Senin, 15 September 2014

Senja Tenggelam

Rindu kini sudah tak lagi terbalas. Ia hanya dapat mengendap didasar hati pemiliknya. Menumpuk. Jenuh dan menjemukkan.

Ada rasa yang sedemikian lamanya terpendam tanpa diutarakan. Substansi yang seringkali dianggap kecil dan spele, namun diam-diam dapat meluluhlantahkan hati dan perasaan. Ukurannya yang bahkan dapat mendekati atom pun memiliki efek yang sedemikian besar. Dan, ia diam-diam menumpuk, menimbulkan obstruksi pada ruang jalur penghubung jalur hati itu, siap-siap ruptur. Iya, baiknya kita berhati-hati sebab demikian dahsyatnya ia menyerang bak serangan jantung.

Jeda diantara dua masa itu agaknya menjadi periode tempat otak berpikir : "Ada apa dengan kita?"

Pasalnya tegur sapa yang hampir tiada menjadi isyarat bahwa sejatinya frekuensi sudah tak lagi sama. Jarak yang sedemikian membentang, bahkan semakin memisahkan.

"Aku lelah, tapi aku tak ingin menyerah..." Senja berkata pada dirinya sendiri.
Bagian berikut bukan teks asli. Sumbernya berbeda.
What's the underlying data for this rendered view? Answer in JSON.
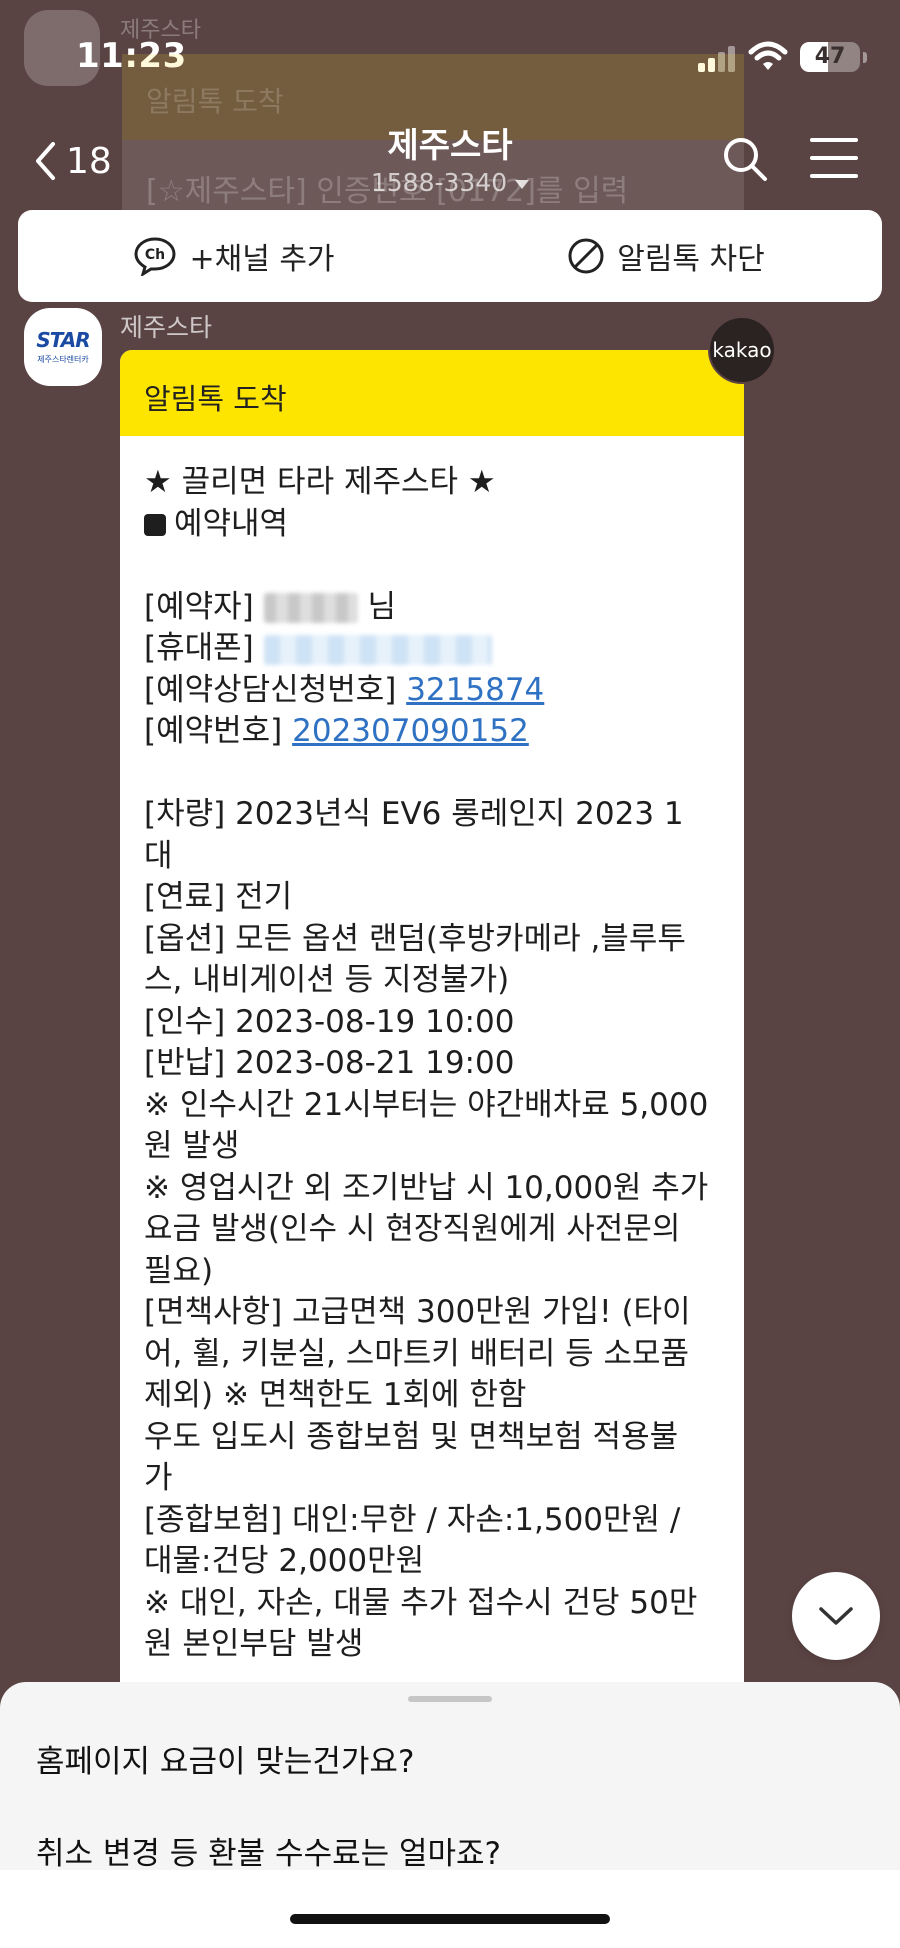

Senja berkontemplasi. Ia berusaha mencerna dan menggali rasa yang selama ini berdalih tenggelam. Sembari mengusap peluh dan memandang alam dengan penuh isyarat, ia butuh isyarat dari alam. Ia butuh nirantara untuk membasahi permukaan hatinya yang semakin mengering, di panasi oleh ketidakpedulian.


***

"Jadi bagaimana?" Lelaki bernama Fajar itu menghela nafas di sebrang. Suara helanya amat menggema dalam telinga Senja. Senja bisa rasakan duka yang terdispersi dalam helanya. 

"Harus berhenti"
Hanya itu yang ditangkap oleh Senja. Selebihnya sudah Senja lumat-lumat perlahan untuk ditelan oleh dirinya sendiri. Semakin ia telan, semakin ia tahu rasanya menelan duri. 

"Hanya itu?" Senja menahan suara paraunya.


***

Mungkin, yang sampai hari ini dihadapan Senja sudah tak dapat ia genggam lagi dengan erat. yagn sampai hari ini di hadapan Senja, hanya dapat ia pandang dari sudut matanya yang sempit. 

Senja tak pernah tahu, di sudut dunia lain, seseorang yang selama ini ia nantikan wujudnya, diam-diam mulai memindahkan hatinya ke sudut lain. Ada juang yang Senja kubur dalam-dalam. Senja, seperti untaian aksara dalam elegi.

Ada jingga baru, yang Fajar pilih untuk mengisi jurnal hidupnya. Ada jingga baru, yang ingin Fajar bagi separuh hidupnya. Ada jingga baru, yang ingin Fajar persembahkan separuh jiwanya, seluruh raganya. Ada jingga baru yang Fajar ingin agar ia dapat melengkapi hidupnya, dan tentu saja bukan Senja.

Fajar dan Aruna. Dua insan yagn bersatu melalui jingga. Sementara Senja, tenggelam dalam jingga yang ia cintai sendiri.